Saturday, September 29, 2007

The One Semester of Spanish Love Song

I can't stop laughing at this .... and you know what? It really shows how much you can communicate with some very simple words!

Saturday, September 15, 2007

Just say Hola!

September is always such a busy month, with many new beginnings ... especially this year, when this month began with taking my oldest child to college on the opposite coast and then starting a new university-level teaching position ....

And speaking of new beginnings, I have always said that just as a journey of a thousand miles begins with a single step, the road to fluency in Spanish begins with a single word: Hola.

So I was delighted to read about an initiative to start a new holiday: "Hola Day", started by Myelita Melton, a Spanish teacher in North Carolina.

Celebrated on October 1st, right in the middle of Hispanic Heritage Month (September 15th through October 15th), Hola Day is designed to foster a greater appreciation for the use of the Spanish language in the US. It honors both native speakers and non-native speakers who commit themselves to learning Spanish as a second language and using it in their daily lives.

Many communities and states across the United States are signing on, with a proclamation.

“Participating in Hola Day is simple,” says Melton. “We are asking everyone in America to say something in Spanish to someone else on Oct. 1. What you say can be as simple as ‘hola’ and ‘adiós’ or as complicated as you wish. Also, the person you speak to doesn’t have to speak Spanish; the whole point is that you do.”

I love the idea, even if I didn't think of it myself! Myelita definitely gets my Viva la Chispa award!

Wednesday, September 05, 2007

New op-ed published

Is advertising coffee in a foreign language really going to undermine our culture and our values? (If so, someone had better tell Starbucks to take the words “grande” and “macchiato” off its menu.)

Do really we need a law to tell us that English is the primary language of this country?

And are we really threatened by bilingual families, when most bilingual children spend the majority of their day speaking English?

Apparently, some people would answer "yes" to all of the above.

My latest op-ed, All Languages Spoken Here, was just published today, and is about precisely this issue ... and how the escalating discrimination and negativity against immigrants and their languages is hastening the loss of the precious linguistic and cultural resources of our immigrant communities -- precisely at the time when we need those resources most.

By the way, the "Bogota" mentioned in the article is Bogota, New Jersey (not Bogotá, Colombia).

Because of space limitations, I couldn't include more about the personal losses that go along with this loss of language, or about how strongly I feel that everyone should be studying foreign languages, learning about other cultures, and increasing both their local and their global multicultural awareness. Fortunately, there was another op-ed in the same paper yesterday about promoting multicultural education, so at least that point of view is out there at the same time. I'll write more about the personal losses - what I see as the loss of culture, identity and soul - at a later point.

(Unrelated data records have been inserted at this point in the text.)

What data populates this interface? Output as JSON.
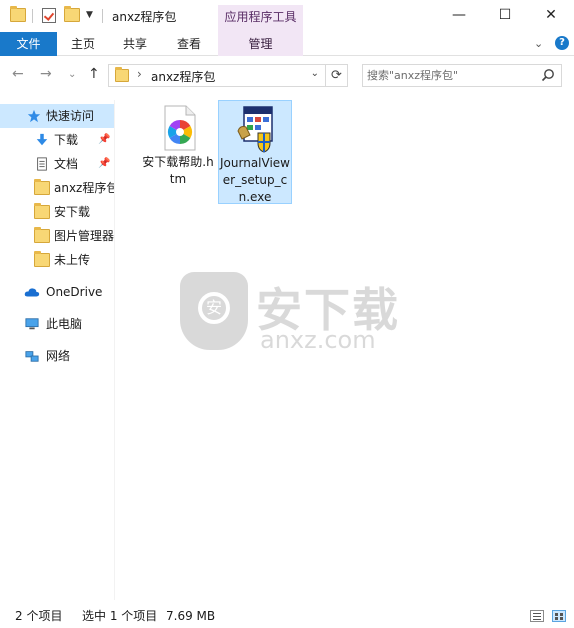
{
  "window": {
    "title": "anxz程序包",
    "context_tab_group": "应用程序工具",
    "minimize": "—",
    "maximize": "☐",
    "close": "✕"
  },
  "ribbon": {
    "tabs": [
      "文件",
      "主页",
      "共享",
      "查看",
      "管理"
    ]
  },
  "address": {
    "crumb": "anxz程序包",
    "search_placeholder": "搜索\"anxz程序包\""
  },
  "sidebar": {
    "quick_access": "快速访问",
    "items": [
      {
        "label": "下载",
        "pinned": true
      },
      {
        "label": "文档",
        "pinned": true
      },
      {
        "label": "anxz程序包",
        "pinned": false
      },
      {
        "label": "安下载",
        "pinned": false
      },
      {
        "label": "图片管理器",
        "pinned": false
      },
      {
        "label": "未上传",
        "pinned": false
      }
    ],
    "onedrive": "OneDrive",
    "this_pc": "此电脑",
    "network": "网络"
  },
  "files": [
    {
      "name": "安下载帮助.htm",
      "icon": "htm-file-icon",
      "selected": false
    },
    {
      "name": "JournalViewer_setup_cn.exe",
      "icon": "installer-exe-icon",
      "selected": true
    }
  ],
  "watermark": {
    "cn": "安下载",
    "en": "anxz.com"
  },
  "status": {
    "item_count": "2 个项目",
    "selection": "选中 1 个项目",
    "size": "7.69 MB"
  },
  "colors": {
    "accent": "#1979ca",
    "selection": "#cce8ff",
    "context_tab": "#f2e6f5",
    "folder": "#f8d775"
  }
}
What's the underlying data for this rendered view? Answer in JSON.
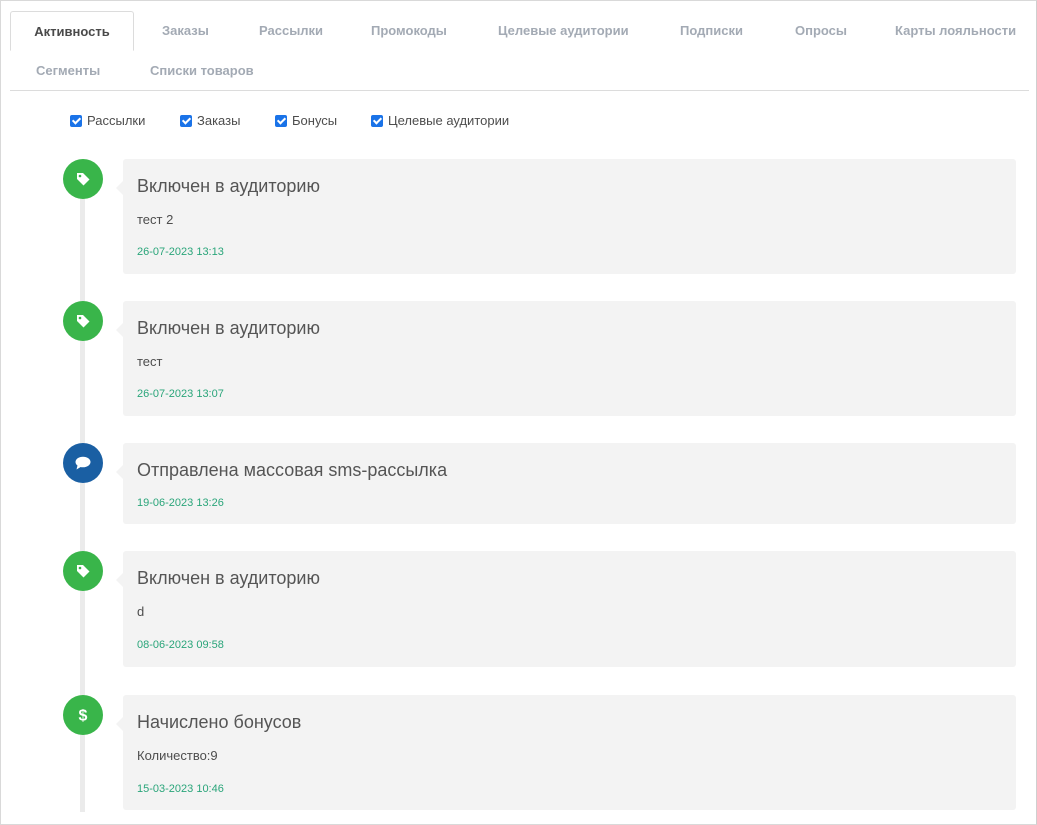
{
  "tabs": [
    {
      "label": "Активность",
      "active": true
    },
    {
      "label": "Заказы",
      "active": false
    },
    {
      "label": "Рассылки",
      "active": false
    },
    {
      "label": "Промокоды",
      "active": false
    },
    {
      "label": "Целевые аудитории",
      "active": false
    },
    {
      "label": "Подписки",
      "active": false
    },
    {
      "label": "Опросы",
      "active": false
    },
    {
      "label": "Карты лояльности",
      "active": false
    },
    {
      "label": "Сегменты",
      "active": false
    },
    {
      "label": "Списки товаров",
      "active": false
    }
  ],
  "filters": [
    {
      "label": "Рассылки",
      "checked": true
    },
    {
      "label": "Заказы",
      "checked": true
    },
    {
      "label": "Бонусы",
      "checked": true
    },
    {
      "label": "Целевые аудитории",
      "checked": true
    }
  ],
  "events": [
    {
      "icon": "tag-icon",
      "color": "#39b54a",
      "title": "Включен в аудиторию",
      "body": "тест 2",
      "time": "26-07-2023 13:13"
    },
    {
      "icon": "tag-icon",
      "color": "#39b54a",
      "title": "Включен в аудиторию",
      "body": "тест",
      "time": "26-07-2023 13:07"
    },
    {
      "icon": "chat-bubble-icon",
      "color": "#1a5fa3",
      "title": "Отправлена массовая sms-рассылка",
      "body": "",
      "time": "19-06-2023 13:26"
    },
    {
      "icon": "tag-icon",
      "color": "#39b54a",
      "title": "Включен в аудиторию",
      "body": "d",
      "time": "08-06-2023 09:58"
    },
    {
      "icon": "dollar-icon",
      "color": "#39b54a",
      "title": "Начислено бонусов",
      "body": "Количество:9",
      "time": "15-03-2023 10:46"
    }
  ]
}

An interesting coincidence is that I wrote this article, mentioning Bogota's mayor who took offense at the "café helado" sign, a few weeks ago. And then yesterday, I found this article in the New York Times, about how Steve Lonegan - Bogota mayor and immigration opponent - is the brother of Bryan Lonegan, immigration rights activist ... and they are the grandsons of an Italian immigrant. VERY interesting article.

I start a new Spanish teaching position on Friday, and I hope I will still have time to write about the intersection of language, culture, identity and soul ... issues which are all so important to me.

Sunday, September 02, 2007

Spanish lessons in San Diego

I just got back from San Diego, and as always when I'm in the Southwest - and especially California - I feel like the entire experience is a Spanish lesson.

And I'm not even talking about how much Spanish you may hear on the streets or on the television or radio. Just the street and town names alone would be a great vocabulary practice.

In fact, I have often done a matching game in my classes, to help them see that many names that they may think of as just town names or place names (Los Angeles, San Francisco, Amarillo, etc. -and my personal favorite - Cape Canaveral, from cañaveral - sugar cane field) and even state names (Colorado, Nevada, Florida, etc.) actually have a real meaning in Spanish.

And not only is it a great vocabulary lesson; it also gives them an opportunity to see how the Southwest and Florida were originally colonized ... and by whom.